In the pile of books set aside for summer reading was Chantal Hébert and Jean Lapierre’s analysis of The Morning After. It is supposedly their take on the 1995 Quebec Referendum. By starting with their book, this might become a long hot summer.
The book had come to the pile as a gift. It had been there for a while. The author(s) had waited almost 20 years to produce the book, so a few years on my must-read-sometime pile would hardly matter.
After reading half and skimming the rest, finishing it is questionable. It is only mildly interesting. It is like reading a review of a Shakespearean play in which you were a spear carrier. You have your own view of the actors and their gaffs.
And, not to speak ill of the dead, I cannot figure out what Jean Lapierre contributed to this book other than his name and access to some other story tellers. If he was the one who got the titular ‘No’ leader, Daniel Johnson, to agree to an interview, he was wasting his time. The only question I ever wanted to hear answered by Johnson was what the hell he was doing in politics? His chapter was a waste of everybody’s time.
And we already knew that then Premier Jacques Parizeau was a mean-spirited, pig-headed, ‘Colonel Blimp’ caricature. He said it all on that final night, slamming ‘money and the ethnic vote.’ We should all be thankful it was his political swan song.
Lucien Bouchard was by far the most convoluted character on the referendum stage. And to think he had been our ambassador to France before joining the Mulroney cabinet. His falling out with Mulroney over the Meech Lake Accord never did make sense. Nobody’s loyalties should teeter on that sharp an edge. And his staged sophistry on separation came across as hollow.

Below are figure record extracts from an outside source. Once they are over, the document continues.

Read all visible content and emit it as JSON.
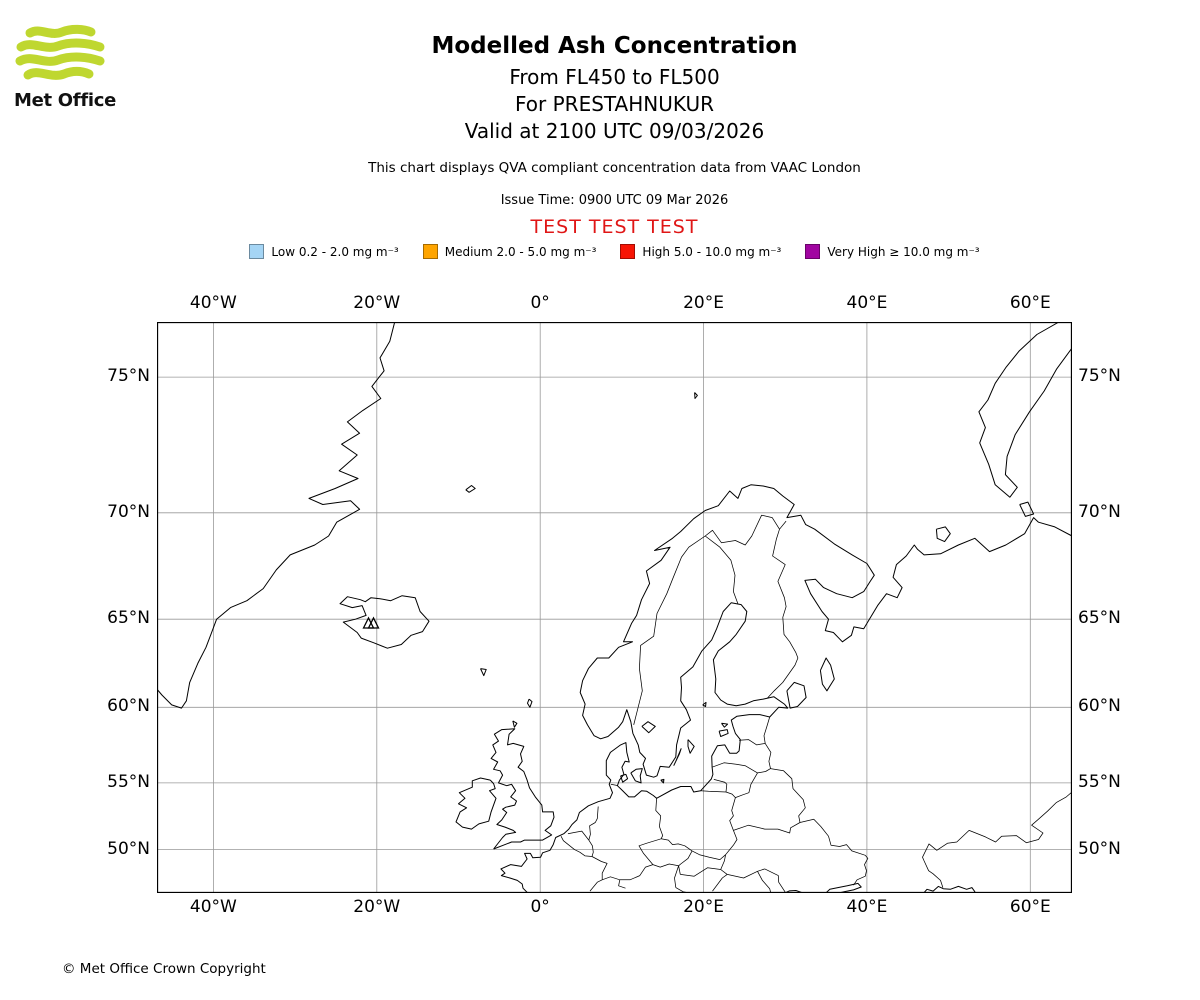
{
  "colors": {
    "brand_green": "#BFD730",
    "test_red": "#E01616",
    "grid_gray": "#999999"
  },
  "logo": {
    "brand": "Met Office"
  },
  "header": {
    "title": "Modelled Ash Concentration",
    "flight_levels": "From FL450 to FL500",
    "volcano_line": "For PRESTAHNUKUR",
    "valid_line": "Valid at 2100 UTC 09/03/2026",
    "description": "This chart displays QVA compliant concentration data from VAAC London",
    "issue_time": "Issue Time: 0900 UTC 09 Mar 2026",
    "test_banner": "TEST TEST TEST"
  },
  "legend": {
    "items": [
      {
        "name": "low",
        "color": "#A5D5F5",
        "label": "Low 0.2 - 2.0 mg m⁻³"
      },
      {
        "name": "medium",
        "color": "#FFA500",
        "label": "Medium 2.0 - 5.0 mg m⁻³"
      },
      {
        "name": "high",
        "color": "#F71505",
        "label": "High 5.0 - 10.0 mg m⁻³"
      },
      {
        "name": "very-high",
        "color": "#A105A1",
        "label": "Very High ≥ 10.0 mg m⁻³"
      }
    ]
  },
  "map": {
    "x_ticks": [
      {
        "label": "40°W",
        "lon": -40
      },
      {
        "label": "20°W",
        "lon": -20
      },
      {
        "label": "0°",
        "lon": 0
      },
      {
        "label": "20°E",
        "lon": 20
      },
      {
        "label": "40°E",
        "lon": 40
      },
      {
        "label": "60°E",
        "lon": 60
      }
    ],
    "y_ticks": [
      {
        "label": "75°N",
        "lat": 75
      },
      {
        "label": "70°N",
        "lat": 70
      },
      {
        "label": "65°N",
        "lat": 65
      },
      {
        "label": "60°N",
        "lat": 60
      },
      {
        "label": "55°N",
        "lat": 55
      },
      {
        "label": "50°N",
        "lat": 50
      }
    ],
    "volcano": {
      "name": "PRESTAHNUKUR",
      "lon": -20.7,
      "lat": 64.75,
      "marker": "triangle"
    }
  },
  "footer": {
    "copyright": "© Met Office Crown Copyright"
  }
}
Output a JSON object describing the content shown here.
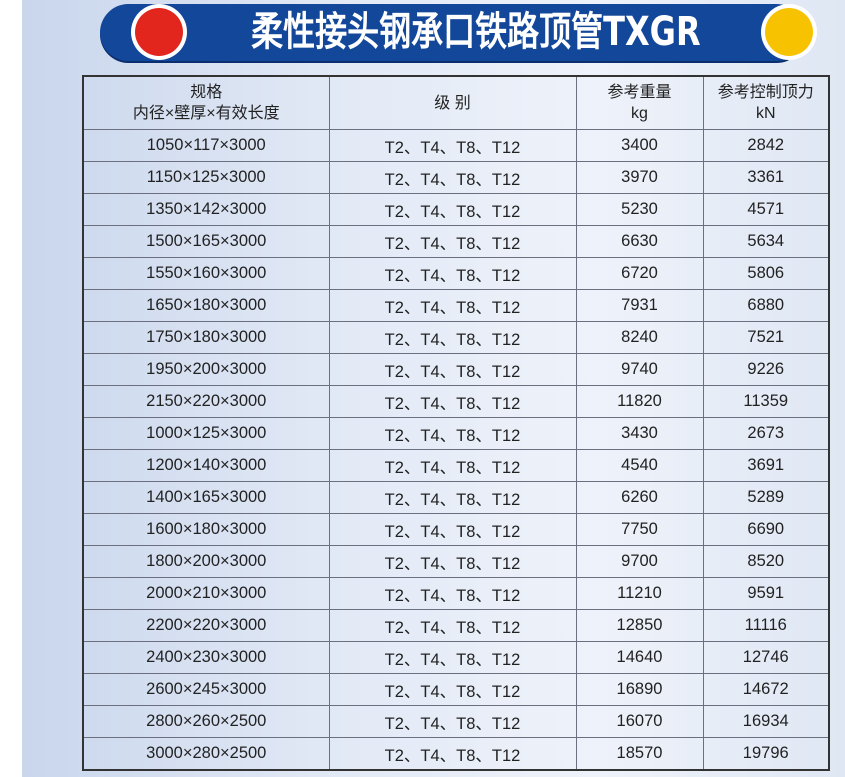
{
  "title": "柔性接头钢承口铁路顶管TXGR",
  "colors": {
    "banner": "#13479a",
    "left_dot": "#e2261d",
    "right_dot": "#f7c300"
  },
  "table": {
    "headers": [
      {
        "line1": "规格",
        "line2": "内径×壁厚×有效长度"
      },
      {
        "line1": "级  别",
        "line2": ""
      },
      {
        "line1": "参考重量",
        "line2": "kg"
      },
      {
        "line1": "参考控制顶力",
        "line2": "kN"
      }
    ],
    "rows": [
      [
        "1050×117×3000",
        "T2、T4、T8、T12",
        "3400",
        "2842"
      ],
      [
        "1150×125×3000",
        "T2、T4、T8、T12",
        "3970",
        "3361"
      ],
      [
        "1350×142×3000",
        "T2、T4、T8、T12",
        "5230",
        "4571"
      ],
      [
        "1500×165×3000",
        "T2、T4、T8、T12",
        "6630",
        "5634"
      ],
      [
        "1550×160×3000",
        "T2、T4、T8、T12",
        "6720",
        "5806"
      ],
      [
        "1650×180×3000",
        "T2、T4、T8、T12",
        "7931",
        "6880"
      ],
      [
        "1750×180×3000",
        "T2、T4、T8、T12",
        "8240",
        "7521"
      ],
      [
        "1950×200×3000",
        "T2、T4、T8、T12",
        "9740",
        "9226"
      ],
      [
        "2150×220×3000",
        "T2、T4、T8、T12",
        "11820",
        "11359"
      ],
      [
        "1000×125×3000",
        "T2、T4、T8、T12",
        "3430",
        "2673"
      ],
      [
        "1200×140×3000",
        "T2、T4、T8、T12",
        "4540",
        "3691"
      ],
      [
        "1400×165×3000",
        "T2、T4、T8、T12",
        "6260",
        "5289"
      ],
      [
        "1600×180×3000",
        "T2、T4、T8、T12",
        "7750",
        "6690"
      ],
      [
        "1800×200×3000",
        "T2、T4、T8、T12",
        "9700",
        "8520"
      ],
      [
        "2000×210×3000",
        "T2、T4、T8、T12",
        "11210",
        "9591"
      ],
      [
        "2200×220×3000",
        "T2、T4、T8、T12",
        "12850",
        "11116"
      ],
      [
        "2400×230×3000",
        "T2、T4、T8、T12",
        "14640",
        "12746"
      ],
      [
        "2600×245×3000",
        "T2、T4、T8、T12",
        "16890",
        "14672"
      ],
      [
        "2800×260×2500",
        "T2、T4、T8、T12",
        "16070",
        "16934"
      ],
      [
        "3000×280×2500",
        "T2、T4、T8、T12",
        "18570",
        "19796"
      ]
    ]
  }
}
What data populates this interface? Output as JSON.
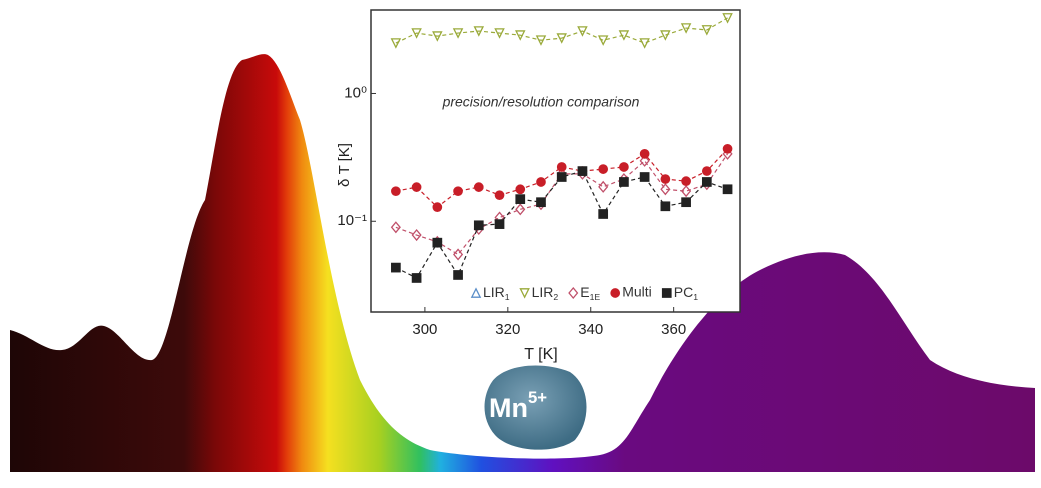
{
  "chart_data": {
    "type": "line",
    "title": "precision/resolution comparison",
    "x_label": "T [K]",
    "y_label": "δ T [K]",
    "badge": "Mn5+",
    "log_y": true,
    "x": [
      293,
      298,
      303,
      308,
      313,
      318,
      323,
      328,
      333,
      338,
      343,
      348,
      353,
      358,
      363,
      368,
      373
    ],
    "xlim": [
      287,
      376
    ],
    "xticks": [
      300,
      320,
      340,
      360
    ],
    "ylim": [
      0.0195,
      4.5
    ],
    "yticks": [
      {
        "value": 1,
        "label": "10⁰"
      },
      {
        "value": 0.1,
        "label": "10⁻¹"
      }
    ],
    "series": [
      {
        "name": "LIR1",
        "color": "#5b8fc9",
        "marker": "triangle-up",
        "values": [
          null,
          null,
          null,
          null,
          null,
          null,
          null,
          null,
          null,
          null,
          null,
          null,
          null,
          null,
          null,
          null,
          null
        ]
      },
      {
        "name": "LIR2",
        "color": "#9aaa3a",
        "marker": "triangle-down",
        "values": [
          2.48,
          2.97,
          2.81,
          2.97,
          3.08,
          2.97,
          2.86,
          2.61,
          2.71,
          3.08,
          2.61,
          2.86,
          2.48,
          2.86,
          3.25,
          3.14,
          3.9
        ]
      },
      {
        "name": "E1E",
        "color": "#c0506a",
        "marker": "diamond",
        "values": [
          0.0897,
          0.078,
          0.069,
          0.055,
          0.087,
          0.107,
          0.124,
          0.136,
          0.235,
          0.235,
          0.186,
          0.214,
          0.297,
          0.178,
          0.172,
          0.195,
          0.337
        ]
      },
      {
        "name": "Multi",
        "color": "#c81e28",
        "marker": "circle",
        "values": [
          0.172,
          0.185,
          0.129,
          0.172,
          0.185,
          0.16,
          0.178,
          0.203,
          0.266,
          0.247,
          0.256,
          0.266,
          0.337,
          0.214,
          0.206,
          0.247,
          0.369
        ]
      },
      {
        "name": "PC1",
        "color": "#222222",
        "marker": "square",
        "values": [
          0.0434,
          0.036,
          0.068,
          0.038,
          0.093,
          0.095,
          0.149,
          0.141,
          0.222,
          0.247,
          0.114,
          0.203,
          0.222,
          0.131,
          0.141,
          0.203,
          0.178
        ]
      }
    ]
  }
}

But as much as I have always admired Chantal Hébert’s ease in explaining the Quebec scene, this is not her best effort. Maybe what we really need is writers who can explain Canada to Quebecers. They need to understand the intense love for this entire country that people have whether their family came last year or in the last century. It is not wise to test such love.
And as for Chantal’s book The Morning After. There is a pill for that.